4. Same story – Different points of view 

This past week has really about looking at the same story, same decisions but from very different points of view. So many were stunned at the Treasury market reaction to the Fed decision; so many others saw it to be comforting. Below is such a case about two film makers looking at the same story from very different angles. 

We heard a comment from Jim Cramer this week about something Kelly McGillis said to Harrison Ford in the film Witness. We don’t recall the specific comment but it triggered the association with the film Paap. Witness, as most know, is a male-oriented film about a Police Detective sheltering a young boy & his mother from other rogue cops in his own precinct. He takes the boy & his mother back to their Amish area to hide. The rogue cops come, two die in the shooting & the boss surrenders. The detective goes back to the city. 

How can this fast male-oriented film be transformed into a tender female-oriented film about a young girl who has just begun to blossom into a woman? Enter filmmaker Pooja Bhatt & the result is Paap (Sin). Change the story slightly by making the young woman a caretaker of the young boy instead of his mother, a  young woman who is going to be a lifelong nun in a Buddhist monastery. Then keep every action scene exactly the same and you get Paap, a tender love story about a young woman who suddenly is forced to confront her romantic feelings about a man she is nursing.  

The young woman is so brought up that she is not allowed to have a mirror & she ends up writing her thoughts in a book that she is forced to hide. The film introduces her in the beautiful clip below.


Remember how Rachel (Kelly McGillis) & Book (Harrison Ford) accept the feelings between them?

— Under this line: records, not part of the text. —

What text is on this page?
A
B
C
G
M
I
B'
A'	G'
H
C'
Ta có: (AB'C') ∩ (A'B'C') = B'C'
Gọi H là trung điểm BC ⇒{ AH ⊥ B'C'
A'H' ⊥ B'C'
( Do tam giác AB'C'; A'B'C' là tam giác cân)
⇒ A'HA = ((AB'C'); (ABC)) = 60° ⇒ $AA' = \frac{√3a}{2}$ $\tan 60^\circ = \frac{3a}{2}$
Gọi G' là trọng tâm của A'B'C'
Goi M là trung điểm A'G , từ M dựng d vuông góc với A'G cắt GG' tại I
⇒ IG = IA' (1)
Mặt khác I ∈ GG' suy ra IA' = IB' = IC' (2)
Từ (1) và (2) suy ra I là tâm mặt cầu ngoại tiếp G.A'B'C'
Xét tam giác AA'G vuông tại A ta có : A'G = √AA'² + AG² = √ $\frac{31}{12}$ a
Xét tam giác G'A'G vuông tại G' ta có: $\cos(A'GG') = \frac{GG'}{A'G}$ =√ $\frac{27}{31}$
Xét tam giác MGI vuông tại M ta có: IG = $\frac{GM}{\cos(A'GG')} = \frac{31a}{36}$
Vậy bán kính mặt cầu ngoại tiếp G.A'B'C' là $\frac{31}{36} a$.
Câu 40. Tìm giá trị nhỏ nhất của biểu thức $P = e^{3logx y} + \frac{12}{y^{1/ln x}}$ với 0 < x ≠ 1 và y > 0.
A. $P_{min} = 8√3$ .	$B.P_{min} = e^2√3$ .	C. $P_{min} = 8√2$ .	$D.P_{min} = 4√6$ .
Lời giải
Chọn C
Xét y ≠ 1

This was simply not possible for Kaayaa (the young woman)? So words were never said & feelings were always in dreams:



Remember the ending scene in Witness? That was natural for that story.



What about the ending of Paap? Does Kaayaa’s father force her into the monastery or does he accept it is wrong for him to impose that on Kaayaa? You don’t need subtitles for the clip below:



We have a tremendous respect for the art of filmmaking & the ability filmmakers have to tell a story from their own point of view. That is a reason for our pseudonym Cinema-Rasik, rasik means one who loves the essence of what one looks at.

All this from an offhand comment from Cramer! So if you found this section even a tiny bit interesting, thank Cramer. If not, blame us for wasting your time.